La forêt européenne peut jouer un rôle important pour mieux stocker nos émissions de carbone. Des experts proposent de généraliser l’usage du bois dans la construction et la rénovation, pour remplacer les matériaux très émetteurs de CO2 tels que le béton, l’acier et l’aluminium.
The Shift Project, le think tank de référence pour la transition carbone, a publié un Manifeste pour décarboner l’Europe et formulé « 9 propositions pour que l’Europe change d’ère ».

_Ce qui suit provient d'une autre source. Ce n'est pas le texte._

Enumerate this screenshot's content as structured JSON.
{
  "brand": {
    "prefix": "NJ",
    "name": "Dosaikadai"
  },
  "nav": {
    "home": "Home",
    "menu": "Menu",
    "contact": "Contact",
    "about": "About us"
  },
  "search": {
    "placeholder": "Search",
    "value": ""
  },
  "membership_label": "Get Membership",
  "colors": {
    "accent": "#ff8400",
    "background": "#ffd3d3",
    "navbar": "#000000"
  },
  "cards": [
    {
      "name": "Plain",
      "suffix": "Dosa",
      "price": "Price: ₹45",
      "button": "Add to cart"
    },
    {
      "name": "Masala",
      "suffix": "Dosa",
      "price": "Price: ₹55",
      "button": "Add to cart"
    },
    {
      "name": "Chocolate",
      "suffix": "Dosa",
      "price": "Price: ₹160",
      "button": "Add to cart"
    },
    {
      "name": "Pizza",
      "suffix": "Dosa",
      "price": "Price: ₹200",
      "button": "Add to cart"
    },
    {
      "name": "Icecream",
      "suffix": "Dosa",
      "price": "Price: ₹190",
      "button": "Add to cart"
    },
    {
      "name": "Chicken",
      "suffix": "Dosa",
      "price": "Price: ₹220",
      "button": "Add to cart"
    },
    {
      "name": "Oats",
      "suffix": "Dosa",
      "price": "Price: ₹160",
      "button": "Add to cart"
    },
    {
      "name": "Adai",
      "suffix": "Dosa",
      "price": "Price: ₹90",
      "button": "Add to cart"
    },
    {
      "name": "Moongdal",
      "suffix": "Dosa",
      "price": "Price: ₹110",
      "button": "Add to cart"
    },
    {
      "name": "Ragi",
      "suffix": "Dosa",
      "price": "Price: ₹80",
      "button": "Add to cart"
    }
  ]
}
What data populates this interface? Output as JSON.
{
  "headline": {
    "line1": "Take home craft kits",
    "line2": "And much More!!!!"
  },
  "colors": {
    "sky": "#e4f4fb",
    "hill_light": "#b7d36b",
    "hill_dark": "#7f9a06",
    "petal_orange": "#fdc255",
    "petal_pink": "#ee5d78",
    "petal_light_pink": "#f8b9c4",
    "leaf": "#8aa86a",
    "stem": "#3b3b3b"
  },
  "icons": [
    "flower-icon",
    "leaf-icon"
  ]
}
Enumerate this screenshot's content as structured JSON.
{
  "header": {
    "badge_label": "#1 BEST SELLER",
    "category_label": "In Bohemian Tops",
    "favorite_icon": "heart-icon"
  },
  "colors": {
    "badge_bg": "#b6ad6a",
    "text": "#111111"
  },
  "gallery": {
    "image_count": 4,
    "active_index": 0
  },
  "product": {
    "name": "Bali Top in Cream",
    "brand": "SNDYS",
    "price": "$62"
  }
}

Parmi celles-ci : renforcer le rôle de la forêt européenne comme puits carbone et doubler l’utilisation des produits bois dans le secteur de la construction d’ici 2050.
Nous synthétisons ici l’essentiel de cette proposition intéressante, développée par deux experts français : André-Jean Guérin et Felix Lallemand.
Un puits carbone vulnérable
Le saviez-vous ? Les forêts européennes sont en expansion depuis le 19ème siècle (elles se développent sur des surfaces agricoles abandonnées) et absorbent aujourd’hui 10% de nos émissions de CO2 via la photosynthèse.
Ce stockage du carbone atmosphérique est l’une des fonctions majeures des écosystèmes forestiers dans la lutte contre le changement climatique. Mais ce rôle de puits carbone est possible tant que la forêt est en croissance : il arrivera un moment où les arbres mourront et relâcheront dans l’atmosphère le CO2 absorbé durant sa vie. De plus, des perturbations (naturelles ou causées par l’homme) peuvent augmenter la mortalité des arbres et conduire à un relargage plus ou moins rapide du carbone qui y avait été stocké.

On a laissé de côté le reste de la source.